By Imperialpedia Staff

A dividend reinvestment plan, commonly called a DRIP, automatically uses a stock's dividend payments to buy more shares of the same company instead of depositing the cash into the investor's account. Over time, this compounds a position — each reinvested dividend buys more shares, which then generate their own dividends in future payment cycles.

Fractional Shares Make Full Reinvestment Possible

Because a dividend payment rarely divides evenly into whole share prices, DRIPs typically purchase fractional shares, allowing every cent of a dividend to go straight back into the position rather than sitting idle as uninvested cash. Most brokers now support fractional-share reinvestment as a standard, opt-in account feature.

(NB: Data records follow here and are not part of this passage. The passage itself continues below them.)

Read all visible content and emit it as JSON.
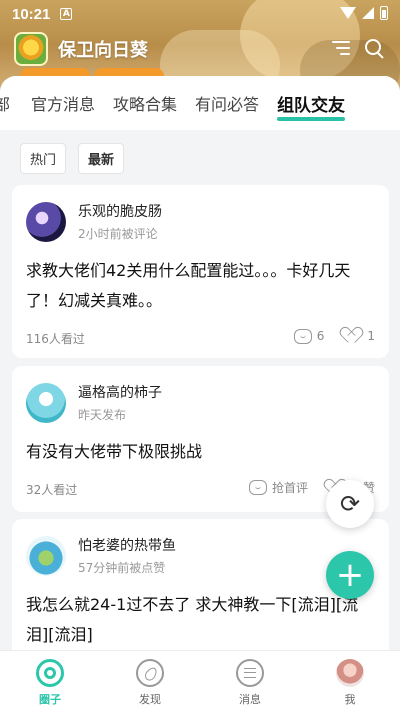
{
  "status_bar": {
    "time": "10:21",
    "notification": "A"
  },
  "app": {
    "title": "保卫向日葵"
  },
  "tabs": [
    {
      "label": "部",
      "active": false
    },
    {
      "label": "官方消息",
      "active": false
    },
    {
      "label": "攻略合集",
      "active": false
    },
    {
      "label": "有问必答",
      "active": false
    },
    {
      "label": "组队交友",
      "active": true
    }
  ],
  "sort": {
    "hot": "热门",
    "latest": "最新"
  },
  "posts": [
    {
      "author": "乐观的脆皮肠",
      "time": "2小时前被评论",
      "content": "求教大佬们42关用什么配置能过。。。卡好几天了！幻减关真难。。",
      "views": "116人看过",
      "comments": "6",
      "likes": "1"
    },
    {
      "author": "逼格高的柿子",
      "time": "昨天发布",
      "content": "有没有大佬带下极限挑战",
      "views": "32人看过",
      "comments": "抢首评",
      "likes": "点赞"
    },
    {
      "author": "怕老婆的热带鱼",
      "time": "57分钟前被点赞",
      "content": "我怎么就24-1过不去了 求大神教一下[流泪][流泪][流泪]"
    }
  ],
  "bottom_nav": [
    {
      "label": "圈子",
      "icon": "circle-icon",
      "active": true
    },
    {
      "label": "发现",
      "icon": "compass-icon",
      "active": false
    },
    {
      "label": "消息",
      "icon": "message-icon",
      "active": false
    },
    {
      "label": "我",
      "icon": "avatar-icon",
      "active": false
    }
  ],
  "colors": {
    "accent": "#2cc6ab",
    "header_bg": "#c9a45f"
  }
}
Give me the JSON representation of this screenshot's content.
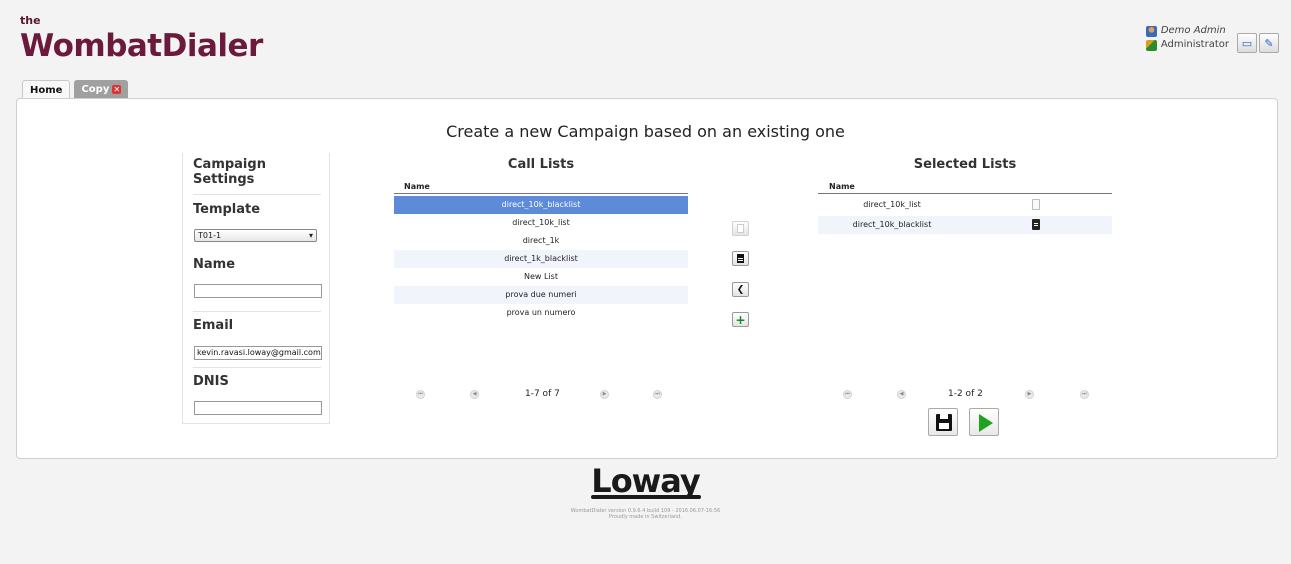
{
  "header": {
    "logo_prefix": "the",
    "logo_text": "WombatDialer",
    "user_name": "Demo Admin",
    "user_role": "Administrator"
  },
  "tabs": [
    {
      "label": "Home"
    },
    {
      "label": "Copy"
    }
  ],
  "page_title": "Create a new Campaign based on an existing one",
  "settings": {
    "title": "Campaign Settings",
    "template_label": "Template",
    "template_value": "T01-1",
    "name_label": "Name",
    "name_value": "",
    "email_label": "Email",
    "email_value": "kevin.ravasi.loway@gmail.com",
    "dnis_label": "DNIS",
    "dnis_value": ""
  },
  "call_lists": {
    "title": "Call Lists",
    "column": "Name",
    "rows": [
      "direct_10k_blacklist",
      "direct_10k_list",
      "direct_1k",
      "direct_1k_blacklist",
      "New List",
      "prova due numeri",
      "prova un numero"
    ],
    "pager": "1-7 of 7"
  },
  "selected_lists": {
    "title": "Selected Lists",
    "column": "Name",
    "rows": [
      "direct_10k_list",
      "direct_10k_blacklist"
    ],
    "pager": "1-2 of 2"
  },
  "footer": {
    "logo": "Loway",
    "version": "WombatDialer version 0.9.6.4 build 109 - 2016.06.07-16:56",
    "made_in": "Proudly made in Switzerland."
  }
}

Company-Run Plans vs. Broker-Run Plans

Some companies run their own DRIP directly, occasionally offering shares at a small discount to the market price as an incentive, while most investors today reinvest instead through their brokerage's built-in DRIP feature, which simply routes dividend cash into open-market purchases at the prevailing price with no special discount.

Reinvested Dividends Are Still Taxable

A common misconception is that reinvested dividends escape taxation since the investor never sees the cash. In most jurisdictions, a reinvested dividend is taxed exactly the same as a cash dividend in the year it's paid — the investor owes tax on it even though the money was immediately used to buy more shares.